I meant to say something glowing and poetical about the weather, but the Unreliable has come in and driven away refined emotion from my breast. He says:Ⓐemendation “Say it'sⒶemendation bully, you tallow-brained idiot! that's enough; anybody can understand that; don't write any of those infernal, sick platitudes about sweet flowers, and joyous butterflies, and worms and things, for people to read before breakfast. You make a fool of yourself that way; everybody gets disgusted with you; stuff! be a man or a mouse, can't you?”

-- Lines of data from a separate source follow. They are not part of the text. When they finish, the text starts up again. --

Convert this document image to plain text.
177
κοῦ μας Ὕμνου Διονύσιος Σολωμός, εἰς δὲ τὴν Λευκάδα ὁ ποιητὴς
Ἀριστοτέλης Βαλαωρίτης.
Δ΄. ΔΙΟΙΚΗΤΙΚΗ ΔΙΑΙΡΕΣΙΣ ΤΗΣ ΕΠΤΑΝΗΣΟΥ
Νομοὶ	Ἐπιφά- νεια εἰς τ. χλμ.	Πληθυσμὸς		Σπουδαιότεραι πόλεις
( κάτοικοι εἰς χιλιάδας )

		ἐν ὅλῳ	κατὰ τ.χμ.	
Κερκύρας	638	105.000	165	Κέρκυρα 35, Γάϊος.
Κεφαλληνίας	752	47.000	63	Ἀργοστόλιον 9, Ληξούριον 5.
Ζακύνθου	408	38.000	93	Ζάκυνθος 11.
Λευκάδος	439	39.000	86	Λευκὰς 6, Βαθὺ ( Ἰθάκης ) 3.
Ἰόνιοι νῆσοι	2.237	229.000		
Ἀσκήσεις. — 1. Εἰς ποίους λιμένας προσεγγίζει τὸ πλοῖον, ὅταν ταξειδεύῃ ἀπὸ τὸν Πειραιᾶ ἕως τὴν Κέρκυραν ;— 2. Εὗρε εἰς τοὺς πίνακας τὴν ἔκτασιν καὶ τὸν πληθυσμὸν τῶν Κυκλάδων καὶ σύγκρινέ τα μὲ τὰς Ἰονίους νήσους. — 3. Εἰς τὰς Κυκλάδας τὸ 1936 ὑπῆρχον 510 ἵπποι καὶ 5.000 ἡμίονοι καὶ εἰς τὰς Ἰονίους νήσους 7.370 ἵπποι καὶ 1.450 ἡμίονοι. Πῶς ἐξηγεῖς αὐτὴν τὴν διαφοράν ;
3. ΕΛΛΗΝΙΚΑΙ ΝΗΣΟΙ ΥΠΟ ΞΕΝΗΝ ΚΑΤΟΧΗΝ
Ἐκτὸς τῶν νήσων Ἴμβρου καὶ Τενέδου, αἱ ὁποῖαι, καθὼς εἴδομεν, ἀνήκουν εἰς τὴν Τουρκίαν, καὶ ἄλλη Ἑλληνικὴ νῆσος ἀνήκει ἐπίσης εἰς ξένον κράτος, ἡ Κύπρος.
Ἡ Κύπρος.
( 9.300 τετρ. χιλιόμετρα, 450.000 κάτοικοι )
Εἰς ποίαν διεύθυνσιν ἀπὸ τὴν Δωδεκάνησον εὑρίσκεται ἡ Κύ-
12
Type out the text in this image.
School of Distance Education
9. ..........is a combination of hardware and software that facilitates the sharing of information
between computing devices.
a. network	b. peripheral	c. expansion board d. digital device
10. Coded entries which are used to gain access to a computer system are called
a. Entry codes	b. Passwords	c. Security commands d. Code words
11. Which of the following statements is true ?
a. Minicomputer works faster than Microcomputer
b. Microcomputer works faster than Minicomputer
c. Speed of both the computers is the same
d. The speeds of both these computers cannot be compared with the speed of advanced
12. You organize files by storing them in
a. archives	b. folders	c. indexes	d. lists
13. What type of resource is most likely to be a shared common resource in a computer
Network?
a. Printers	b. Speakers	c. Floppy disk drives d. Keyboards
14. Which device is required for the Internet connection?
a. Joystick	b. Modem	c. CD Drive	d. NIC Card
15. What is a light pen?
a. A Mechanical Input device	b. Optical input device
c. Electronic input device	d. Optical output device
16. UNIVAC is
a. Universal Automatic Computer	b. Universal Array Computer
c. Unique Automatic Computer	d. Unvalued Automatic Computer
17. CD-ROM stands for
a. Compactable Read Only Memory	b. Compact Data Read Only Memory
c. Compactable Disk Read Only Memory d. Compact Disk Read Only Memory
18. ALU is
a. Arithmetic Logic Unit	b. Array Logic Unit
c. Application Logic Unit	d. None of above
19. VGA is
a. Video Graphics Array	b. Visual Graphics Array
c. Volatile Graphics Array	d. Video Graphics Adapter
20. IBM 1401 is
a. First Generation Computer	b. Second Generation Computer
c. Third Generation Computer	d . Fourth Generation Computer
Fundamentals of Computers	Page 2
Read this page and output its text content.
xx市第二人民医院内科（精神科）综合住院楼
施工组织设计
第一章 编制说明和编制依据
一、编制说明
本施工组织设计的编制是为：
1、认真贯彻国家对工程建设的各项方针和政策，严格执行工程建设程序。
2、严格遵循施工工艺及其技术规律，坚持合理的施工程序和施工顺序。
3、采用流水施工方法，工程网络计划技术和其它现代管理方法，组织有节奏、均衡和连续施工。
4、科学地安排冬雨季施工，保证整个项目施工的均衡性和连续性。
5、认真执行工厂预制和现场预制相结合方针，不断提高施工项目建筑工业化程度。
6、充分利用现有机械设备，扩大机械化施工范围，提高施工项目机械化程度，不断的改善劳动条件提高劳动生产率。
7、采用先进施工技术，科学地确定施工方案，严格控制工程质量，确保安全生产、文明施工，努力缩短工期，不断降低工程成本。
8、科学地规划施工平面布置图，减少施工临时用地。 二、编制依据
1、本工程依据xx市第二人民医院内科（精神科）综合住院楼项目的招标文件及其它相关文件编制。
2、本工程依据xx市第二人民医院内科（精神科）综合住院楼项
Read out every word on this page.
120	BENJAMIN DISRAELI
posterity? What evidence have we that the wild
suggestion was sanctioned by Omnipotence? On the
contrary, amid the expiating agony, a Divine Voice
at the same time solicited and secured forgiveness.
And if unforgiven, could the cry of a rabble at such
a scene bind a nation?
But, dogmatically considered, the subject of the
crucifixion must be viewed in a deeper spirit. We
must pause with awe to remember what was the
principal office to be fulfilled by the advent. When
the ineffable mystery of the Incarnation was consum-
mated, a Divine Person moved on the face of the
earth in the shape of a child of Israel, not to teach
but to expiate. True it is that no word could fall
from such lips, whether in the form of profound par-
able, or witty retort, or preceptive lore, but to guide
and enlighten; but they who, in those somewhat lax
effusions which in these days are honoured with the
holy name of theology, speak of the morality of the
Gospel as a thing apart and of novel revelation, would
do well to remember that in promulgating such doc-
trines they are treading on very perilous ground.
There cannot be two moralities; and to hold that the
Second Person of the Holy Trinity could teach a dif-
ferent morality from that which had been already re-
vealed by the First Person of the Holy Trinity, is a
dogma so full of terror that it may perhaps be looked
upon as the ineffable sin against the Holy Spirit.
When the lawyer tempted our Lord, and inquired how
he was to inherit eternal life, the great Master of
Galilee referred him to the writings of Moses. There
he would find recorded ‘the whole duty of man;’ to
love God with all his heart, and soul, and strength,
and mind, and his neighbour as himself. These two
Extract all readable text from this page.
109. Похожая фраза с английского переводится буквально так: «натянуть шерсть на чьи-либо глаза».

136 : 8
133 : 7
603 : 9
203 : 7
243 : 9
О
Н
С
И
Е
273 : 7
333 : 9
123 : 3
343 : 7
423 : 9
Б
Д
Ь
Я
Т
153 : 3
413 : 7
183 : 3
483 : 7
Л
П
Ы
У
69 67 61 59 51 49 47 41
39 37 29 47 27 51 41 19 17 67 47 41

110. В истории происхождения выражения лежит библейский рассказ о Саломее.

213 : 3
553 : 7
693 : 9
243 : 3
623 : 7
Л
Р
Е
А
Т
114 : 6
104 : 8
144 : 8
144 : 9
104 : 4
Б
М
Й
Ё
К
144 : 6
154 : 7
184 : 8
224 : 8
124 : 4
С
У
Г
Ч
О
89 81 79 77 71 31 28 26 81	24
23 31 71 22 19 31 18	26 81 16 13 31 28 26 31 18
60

I must go out, now, with this conceited ass—there is no other way to get rid of him.
Mark Twain.
Ophir suit that's coming off in Virginia] The general reference of Clemens' remark is to the four years of contention and complex litigation between the Ophir Silver Mining Company and the Burning Moscow Company. The mines of the two companies were adjacent, and title to 800 feet was in dispute. Before a final compromise was effected in October 1864, more than $1 million had been expended in the Ophir-Moscow trials, according to the estimate of S. H. Marlette, surveyor general of Nevada (Annual Report of the Surveyor-General of the State of Nevada, for the Year 1865, p. 28). Stewart, the highly paid chief counsel for Ophir, vigorously propounded the “one-ledge” theory to sustain his client's claim to the contested ground, whereas the Burning Moscow lawyers supported the “many-ledge” theory to prove that the Moscow ledge was distinct from that of the Ophir and not a spur or offshoot of it. (See “A Card. Burning Moscow Company vs. Madison Company,” 9 March 1863, a letter from D. W. Perley in “Bancroft Scraps, Nevada Mining” [set W, vol. 94:1], p. 54, Bancroft, and a reply from Leonard W. Ferris, 16 March 1863, ibid., p. 58; Lord, Comstock Mining, pp. 137–144, 173–177; Charles Howard Shinn, The Story of the Mine [New York: D. Appleton and Co., 1901], pp. 131–133.)
Clemens appears to have favored the “many-ledge” theory. With the Ophir-Moscow contention in mind, he complained to his brother about the “preposterous wrong” of the jury's decision in another famous legal battle, the Chollar-Potosi suit: “If that decision stands,” he wrote, “the Ophir will open its mighty jaws and swallow Mount Davidson” (Clemens to Orion [and Mollie] Clemens, 21 October 1862, CL1 , letter 64).
In particular, however, Clemens refers to the suit brought by Ophir against Burning Moscow on 16 March 1863 in the First District Court, Virginia City. On 14 May 1863, while the suit was in progress and two days before Clemens' letter, Ophir miners, who were working in the westward extension of the tunnel into the middle lead, cut into the Burning Moscow works and were physically repulsed. Ophir successfully applied for a temporary injunction restraining the Burning Moscow Company from extracting ore from the contested ground but permitting Ophir to do so (“The Ophir Monopoly,” letter from “A Subscriber,” Virginia City Union, 1 September 1863, clipping in “Bancroft Scraps, Nevada Mining” [set W, vol. 94:1], pp. 117–118, Bancroft).
The first printing appeared in the Virginia City Territorial Enterprise, sometime between 19 and 21 May 1863. The only known copy of this printing, in a clipping in Scrapbook 2, pp. 44–45, MTP, is copy-text.